My inclination is to believe that the second founding was far more extensive than current records show. Indeed, as I seem to recall, this possibility was expressly written into the Space Marine Codex that first named them. Which means there are an awful lot of "missing" second founding chapters.

Or I could be completely wrong, and it is GWs intention to emphasize the shattering nature of Marine conflicts by deliberatly having extremely high casualty rates...I accept that's a logical possibility! happy.gif

On the subject of Legion numbers, I just grabbed a copy of Know no Fear half an hour ago. On page 40, it contains some interesting information on the size of the Ultramarines Legion. To paraphrase, the Legion is divided into twenty five Chapters. Each Chapter consists of ten companies. Each Company consists of a thousand Astartes. So the Ultramarine Legion was indeed 250,000 strong.

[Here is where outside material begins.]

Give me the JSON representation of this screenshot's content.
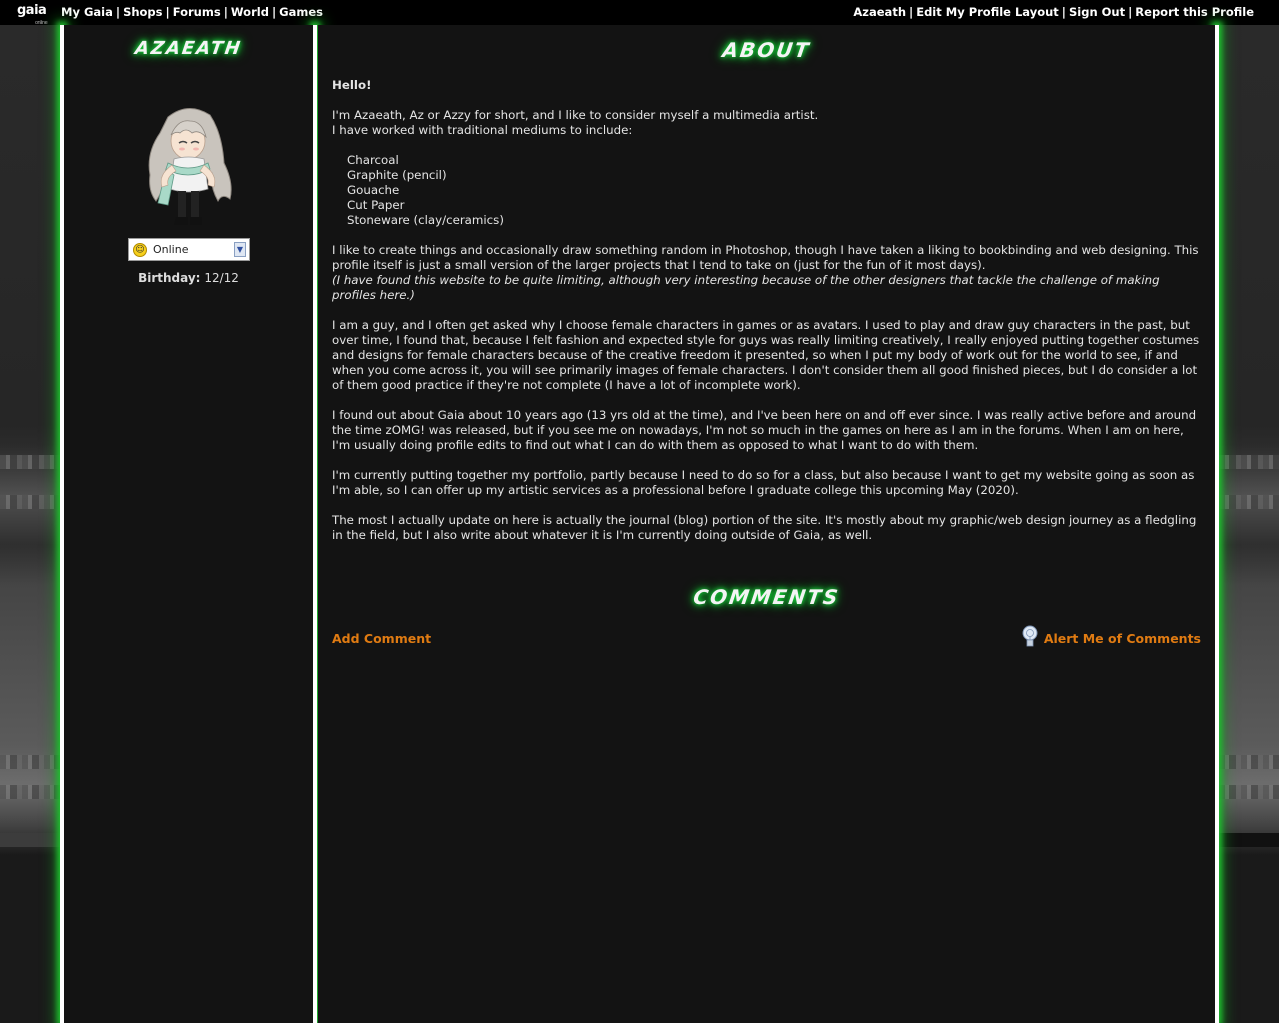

(For RT fans, there's also an interesting reference to the Ultramarines' flagship, the Macragge's Honour, a 26km long vessel capable of docking with at least 18 "Fleet Barges" (presumably battle barges?).)

Apologies and thanks for further input all. My search was merely a cursory one, though i stand by my rough mathematics if not the quantities themselves.

I'd just want to thank everyone for all the great posts as this has cleared things up for me. :)

Lightbringer said:

Again, as you say, the scouring could have reduced their numbers, but I don't get the impression that that particular series of conflicts were on the scale of the Horus Heresy, or anywhere near as intense. It always struck me that it was more a series of running battles, with the Traitor Legions in full retreat.

It isn't really a matter of scale. Immediately after the Siege of Terra, the loyalist forces are essentially shattered - the Salamanders, Raven Guard and Iron Hands were all crippled by the Dropsite Massacre (and the Raven Guard continued to suffer casualties, as they pushed to remain active in the war), the Dark Angels were divided and shattered by their own internal betrayal, the Space Wolves had never been hugely numerous and had been involved in brutal fighting against the Thousand Sons at the very start of the war, and the Blood Angels, White Scars and Imperial Fists faced the brunt of the Traitors' assault on Terra... so the Ultramarines, who had been deliberately held away from the fighting by deceptive orders and the Battle for Calth, are the only significant, coherent armed force left in the Imperium... so they're the ones bearing the heaviest burden during the Scouring, picking up the pieces and rebuilding the Imperium.

That, I feel, is ample justification for the Ultramarines suffering such heavy casualties. Of course, there's plenty of unknowns about the era, but it certainly feels right that the Heresy and its immediate aftermath resulted in hundreds of thousands of Astartes dead.